Gibt es eigentlich Unterschiede zwischen männlichem und weiblichem Pflegepersonal?
Nein, ich kann keine wesentlichen Unterschiede feststellen. Es gibt leider zu wenig Männer, die den Pflegeberuf erlernen und ausüben.
„Es gibt nur wenige Bewohner, die ins Heim abgeschoben werden“
Welchen Status hat ein Pflegeheimbewohner in der heutigen Gesellschaft?

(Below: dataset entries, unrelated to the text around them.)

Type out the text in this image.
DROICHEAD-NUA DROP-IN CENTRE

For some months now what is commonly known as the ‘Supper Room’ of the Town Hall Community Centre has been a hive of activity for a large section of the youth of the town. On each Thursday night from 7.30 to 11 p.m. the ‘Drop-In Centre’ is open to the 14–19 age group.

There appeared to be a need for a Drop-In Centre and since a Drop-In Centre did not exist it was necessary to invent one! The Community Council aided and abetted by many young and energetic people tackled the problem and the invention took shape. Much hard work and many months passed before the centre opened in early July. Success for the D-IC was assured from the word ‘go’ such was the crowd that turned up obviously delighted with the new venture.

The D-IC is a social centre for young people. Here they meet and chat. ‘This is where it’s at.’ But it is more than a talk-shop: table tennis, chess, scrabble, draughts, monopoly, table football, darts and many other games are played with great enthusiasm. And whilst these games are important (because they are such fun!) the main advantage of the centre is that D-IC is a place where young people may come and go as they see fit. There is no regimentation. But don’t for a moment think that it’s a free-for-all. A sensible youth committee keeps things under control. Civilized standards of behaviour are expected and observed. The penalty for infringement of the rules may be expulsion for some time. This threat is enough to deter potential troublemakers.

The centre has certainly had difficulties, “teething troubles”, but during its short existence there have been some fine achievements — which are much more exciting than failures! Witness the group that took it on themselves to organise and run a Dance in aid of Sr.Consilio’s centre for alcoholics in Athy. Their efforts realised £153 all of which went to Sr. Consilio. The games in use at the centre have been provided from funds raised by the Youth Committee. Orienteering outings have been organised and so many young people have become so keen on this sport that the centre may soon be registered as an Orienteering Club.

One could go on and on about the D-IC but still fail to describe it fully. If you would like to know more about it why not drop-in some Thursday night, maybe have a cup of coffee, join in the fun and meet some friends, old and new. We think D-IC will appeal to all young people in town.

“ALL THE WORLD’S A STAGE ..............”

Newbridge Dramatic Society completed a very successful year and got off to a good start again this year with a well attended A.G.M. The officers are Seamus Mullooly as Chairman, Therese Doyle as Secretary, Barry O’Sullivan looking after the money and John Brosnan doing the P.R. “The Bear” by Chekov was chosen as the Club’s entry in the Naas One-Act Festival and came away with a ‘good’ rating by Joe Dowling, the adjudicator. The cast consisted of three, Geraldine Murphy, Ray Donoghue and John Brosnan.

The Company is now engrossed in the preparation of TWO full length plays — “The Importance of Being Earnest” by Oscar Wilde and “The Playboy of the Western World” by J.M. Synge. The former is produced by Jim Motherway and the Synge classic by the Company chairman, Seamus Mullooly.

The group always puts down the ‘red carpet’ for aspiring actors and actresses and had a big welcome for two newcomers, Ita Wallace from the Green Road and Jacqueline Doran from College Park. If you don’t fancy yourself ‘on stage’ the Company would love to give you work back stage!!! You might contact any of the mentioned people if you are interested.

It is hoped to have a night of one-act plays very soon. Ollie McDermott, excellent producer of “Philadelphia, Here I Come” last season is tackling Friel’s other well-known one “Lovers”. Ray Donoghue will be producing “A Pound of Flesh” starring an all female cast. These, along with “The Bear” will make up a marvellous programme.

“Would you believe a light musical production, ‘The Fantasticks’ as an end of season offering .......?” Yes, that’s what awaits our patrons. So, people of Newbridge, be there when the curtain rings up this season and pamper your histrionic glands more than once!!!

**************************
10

Seit 20 Jahren bin ich nun in der Pflege tätig: Es ist mit Sicherheit ein Aufwärtstrend zu beobachten. Es gibt nur mehr wenige Bewohner, die sprichwörtlich ins Heim ‚abgeschoben‘ werden. Die meisten Bewohner nehmen – sofern es die Gesundheit erlaubt – aktiv am Gemeindeleben teil, werden von Angehörigen abgeholt und können rund um die Uhr besucht werden. Die Berührungsängste den Heimen gegenüber nehmen ab.
Die Gesellschaft wird immer älter – welche Bedeutung hat dieser Trend für die künftige Pflege bzw. für die Aufstellung der Seniorenheime?
Der Bedarf an den derzeit vorhandenen Heimen wird in der Zukunft nicht ausreichen, wie die Zahlen der demographischen Entwicklung verraten. Wir versuchen, den steigenden Bewohnerzahlen gerecht zu werden, indem wir weiter expandieren.